As an aside, I watched this lady throughout the filmed and live segments – the poor thing seems to sincerely believe in the reality of her claims. I had mixed emotions about that – ‘feel sorry for’ fought furiously with ‘wants to slap the sh#t out of’ for supremacy, emotion-wise. As she was on my TV, and not anywhere that the slapping would actually accomplish anything, I decided to let my emotional discord go unresolved…until I could get to the computer and rant mercilessly and at length about it. Lucky you, I say.
Anyhoo, the Mensa candidate interviewer, the otherwise bland Jason Baxter, started the interview with two phrases that started me well on the way to where we are now. I actually got to the point where I was shouting at the TV, something I have been known to do in the past (much to the annoyance of family and friends – I’m…challenging to be around at times). The exchange went something like this:
Jason: “It’s easy to be skeptical about these sorts of things…”
Me: “Yes it is!”
Jason: ” But you can’t argue with the results…”
Me: “Yes you CAN!”
At about the point where the poor deluded lady started into the pseudo-scientific claptrap about how thoughts are energy (yes, I know – they are, just not energy that broadcasts like this unfortunate segment, but chemical reaction-type energy), and claimed that she had been doing this for eight years, I was off. I went on about the complete idiocy and irresponsibility of the show, its producers and its network for so long that I didn’t even hear the rest of the interview.
Several questions are begged here:
Whose idea was this? Does this seriously even remotely resemble news, or even minutely useful information, other than at least I know what this knucklehead looks like so I can cross the street if I see her coming?
She’s been doing this for eight years? If this is such a miraculous story, and illustrates the power possessed by this lady, then why haven’t we heard about this before? I’ll tell you why – she has such an abysmal success rate that the one time she gets it right and some gullible pet owner is impressed by her mysterious ‘talents’, somebody calls the TV station and asks the dumbest producer for some airtime. And gets it.
How can BT and CTV be so irresponsible as to promote this as reality? Does this one-sided awe-fest mean that this lady’s phone will be ringing off the hook with families desperate to find their lost BCFM? The money she stands to make from this free advertisement is probably limitless, as is the blissful ignorance and gullibility of the ‘average’ viewer. How much does she get paid, and does she return the money if it doesn’t work, which it will not? Earning money through patently false pretenses has a name: FRAUD.

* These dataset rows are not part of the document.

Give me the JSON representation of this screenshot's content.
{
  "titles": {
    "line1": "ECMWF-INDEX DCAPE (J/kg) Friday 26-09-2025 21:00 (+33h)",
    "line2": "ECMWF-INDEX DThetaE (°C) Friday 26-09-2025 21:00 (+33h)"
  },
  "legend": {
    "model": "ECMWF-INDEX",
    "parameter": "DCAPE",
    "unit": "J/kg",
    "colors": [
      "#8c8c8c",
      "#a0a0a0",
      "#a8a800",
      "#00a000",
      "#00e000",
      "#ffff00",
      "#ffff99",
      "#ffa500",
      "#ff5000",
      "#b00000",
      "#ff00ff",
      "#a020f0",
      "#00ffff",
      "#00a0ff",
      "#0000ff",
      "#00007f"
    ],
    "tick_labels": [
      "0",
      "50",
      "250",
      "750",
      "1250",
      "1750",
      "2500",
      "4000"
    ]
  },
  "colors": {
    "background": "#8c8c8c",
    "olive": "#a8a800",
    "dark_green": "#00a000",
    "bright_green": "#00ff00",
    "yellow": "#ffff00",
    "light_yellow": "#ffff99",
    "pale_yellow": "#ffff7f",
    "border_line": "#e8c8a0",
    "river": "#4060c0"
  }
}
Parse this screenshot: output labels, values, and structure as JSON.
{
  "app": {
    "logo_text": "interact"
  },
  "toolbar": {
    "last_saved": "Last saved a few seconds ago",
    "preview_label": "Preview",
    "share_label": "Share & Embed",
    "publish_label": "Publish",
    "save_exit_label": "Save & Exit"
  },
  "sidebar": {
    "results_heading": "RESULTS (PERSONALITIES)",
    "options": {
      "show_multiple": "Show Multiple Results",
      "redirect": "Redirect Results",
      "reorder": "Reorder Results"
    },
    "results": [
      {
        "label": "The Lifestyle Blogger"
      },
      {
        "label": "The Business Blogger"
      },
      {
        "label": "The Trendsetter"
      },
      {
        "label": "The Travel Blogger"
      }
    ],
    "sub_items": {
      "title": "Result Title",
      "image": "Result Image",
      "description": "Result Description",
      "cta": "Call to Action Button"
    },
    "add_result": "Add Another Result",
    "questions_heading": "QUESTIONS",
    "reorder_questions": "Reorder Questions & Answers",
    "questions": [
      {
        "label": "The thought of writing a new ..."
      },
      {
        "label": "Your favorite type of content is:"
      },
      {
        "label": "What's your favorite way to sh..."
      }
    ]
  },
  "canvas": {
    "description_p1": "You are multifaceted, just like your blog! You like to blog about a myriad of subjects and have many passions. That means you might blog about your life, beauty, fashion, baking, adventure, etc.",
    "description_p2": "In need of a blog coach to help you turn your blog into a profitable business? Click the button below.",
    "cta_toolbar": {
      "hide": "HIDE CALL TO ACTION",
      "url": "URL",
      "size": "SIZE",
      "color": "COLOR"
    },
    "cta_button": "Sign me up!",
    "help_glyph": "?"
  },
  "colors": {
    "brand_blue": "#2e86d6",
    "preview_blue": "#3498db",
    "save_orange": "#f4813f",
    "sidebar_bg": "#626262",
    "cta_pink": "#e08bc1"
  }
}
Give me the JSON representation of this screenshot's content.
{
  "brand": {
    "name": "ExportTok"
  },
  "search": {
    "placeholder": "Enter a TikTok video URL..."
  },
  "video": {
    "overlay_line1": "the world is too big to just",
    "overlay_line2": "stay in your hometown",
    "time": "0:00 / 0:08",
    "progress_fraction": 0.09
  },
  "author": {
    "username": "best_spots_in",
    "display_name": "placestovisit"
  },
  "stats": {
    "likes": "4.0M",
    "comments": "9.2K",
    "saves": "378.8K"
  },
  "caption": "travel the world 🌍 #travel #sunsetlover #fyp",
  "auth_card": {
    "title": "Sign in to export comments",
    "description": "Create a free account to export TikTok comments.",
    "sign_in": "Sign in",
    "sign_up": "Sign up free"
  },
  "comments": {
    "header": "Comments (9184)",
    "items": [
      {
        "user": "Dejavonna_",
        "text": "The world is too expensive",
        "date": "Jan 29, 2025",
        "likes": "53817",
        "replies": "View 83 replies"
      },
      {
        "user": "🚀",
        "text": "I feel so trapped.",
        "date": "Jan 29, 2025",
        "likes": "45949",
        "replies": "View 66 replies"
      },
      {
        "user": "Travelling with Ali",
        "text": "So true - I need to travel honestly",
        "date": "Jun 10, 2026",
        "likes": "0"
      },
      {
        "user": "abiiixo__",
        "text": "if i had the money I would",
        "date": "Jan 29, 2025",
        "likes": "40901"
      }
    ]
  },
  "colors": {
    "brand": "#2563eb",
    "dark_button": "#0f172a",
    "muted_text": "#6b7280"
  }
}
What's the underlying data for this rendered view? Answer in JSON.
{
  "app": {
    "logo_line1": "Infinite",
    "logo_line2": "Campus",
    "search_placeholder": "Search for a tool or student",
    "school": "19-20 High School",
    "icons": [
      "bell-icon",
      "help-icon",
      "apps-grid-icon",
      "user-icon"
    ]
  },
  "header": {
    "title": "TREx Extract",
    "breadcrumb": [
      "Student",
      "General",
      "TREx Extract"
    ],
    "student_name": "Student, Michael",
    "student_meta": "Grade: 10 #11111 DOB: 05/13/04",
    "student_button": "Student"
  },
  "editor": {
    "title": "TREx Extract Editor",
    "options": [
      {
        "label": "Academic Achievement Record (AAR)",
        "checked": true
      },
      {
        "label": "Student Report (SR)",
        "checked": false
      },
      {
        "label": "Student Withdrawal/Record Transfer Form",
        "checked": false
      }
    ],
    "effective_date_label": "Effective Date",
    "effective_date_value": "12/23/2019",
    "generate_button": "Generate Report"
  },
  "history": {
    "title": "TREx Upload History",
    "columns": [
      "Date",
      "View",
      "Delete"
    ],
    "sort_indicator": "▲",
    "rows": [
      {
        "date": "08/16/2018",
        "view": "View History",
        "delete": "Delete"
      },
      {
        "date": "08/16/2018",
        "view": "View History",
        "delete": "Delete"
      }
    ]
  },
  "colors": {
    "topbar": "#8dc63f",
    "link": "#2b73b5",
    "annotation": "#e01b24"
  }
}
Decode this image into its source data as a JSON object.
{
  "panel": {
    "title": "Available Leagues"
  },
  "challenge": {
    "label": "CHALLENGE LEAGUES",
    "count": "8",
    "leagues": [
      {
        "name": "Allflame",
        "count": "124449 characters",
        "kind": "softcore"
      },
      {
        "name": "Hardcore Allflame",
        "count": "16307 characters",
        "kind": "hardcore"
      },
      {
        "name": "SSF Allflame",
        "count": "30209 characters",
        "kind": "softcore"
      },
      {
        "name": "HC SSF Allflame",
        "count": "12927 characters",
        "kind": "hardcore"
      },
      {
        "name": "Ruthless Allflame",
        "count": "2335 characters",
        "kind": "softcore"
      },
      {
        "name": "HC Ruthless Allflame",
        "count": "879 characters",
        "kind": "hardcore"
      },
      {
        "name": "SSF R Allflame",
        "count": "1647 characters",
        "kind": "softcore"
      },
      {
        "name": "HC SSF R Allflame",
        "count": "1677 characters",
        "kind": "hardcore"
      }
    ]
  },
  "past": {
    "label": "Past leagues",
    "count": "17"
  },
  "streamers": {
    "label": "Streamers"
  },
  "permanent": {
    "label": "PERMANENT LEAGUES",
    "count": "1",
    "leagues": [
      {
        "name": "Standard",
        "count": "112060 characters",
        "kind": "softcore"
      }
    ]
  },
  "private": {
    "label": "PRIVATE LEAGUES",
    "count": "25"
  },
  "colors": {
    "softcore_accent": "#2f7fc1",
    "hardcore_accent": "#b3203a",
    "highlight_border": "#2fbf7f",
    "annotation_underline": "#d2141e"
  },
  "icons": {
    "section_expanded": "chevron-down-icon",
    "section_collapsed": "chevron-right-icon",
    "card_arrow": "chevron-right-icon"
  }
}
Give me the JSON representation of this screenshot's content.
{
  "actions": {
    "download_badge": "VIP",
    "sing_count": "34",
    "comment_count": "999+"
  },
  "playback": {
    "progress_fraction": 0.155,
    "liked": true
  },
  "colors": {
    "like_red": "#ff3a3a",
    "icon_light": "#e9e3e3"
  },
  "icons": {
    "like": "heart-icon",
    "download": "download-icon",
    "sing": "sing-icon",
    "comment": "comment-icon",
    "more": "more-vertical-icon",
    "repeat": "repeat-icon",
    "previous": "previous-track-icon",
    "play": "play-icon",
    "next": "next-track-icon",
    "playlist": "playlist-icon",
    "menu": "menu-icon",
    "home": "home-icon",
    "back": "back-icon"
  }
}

In no properly designed tests has there ever been, nor will there ever be, evidence to support the existence of psychic powers of any sort. Period. And don’t gimme that horse hockey about ‘science not having all the answers’. Of course it doesn’t, but the answers it has are the right ones. Once we manage to ask all of the questions, science will have all the answers – of course, that day will never come, since humanity is by nature a questioning species (although not nearly questioning enough, it seems). Science shows us the world and explains it as it is, not as we wish it to be. Certainly not in any way that supports any type of psychic abilities. Science, believe it or not, can even explain how and why television panders to the lowest common denominator and perpetuates harmful myths that distract from the real issues in our communities, our countries, our planet.
But just because we can explain it doesn’t mean I have to like it.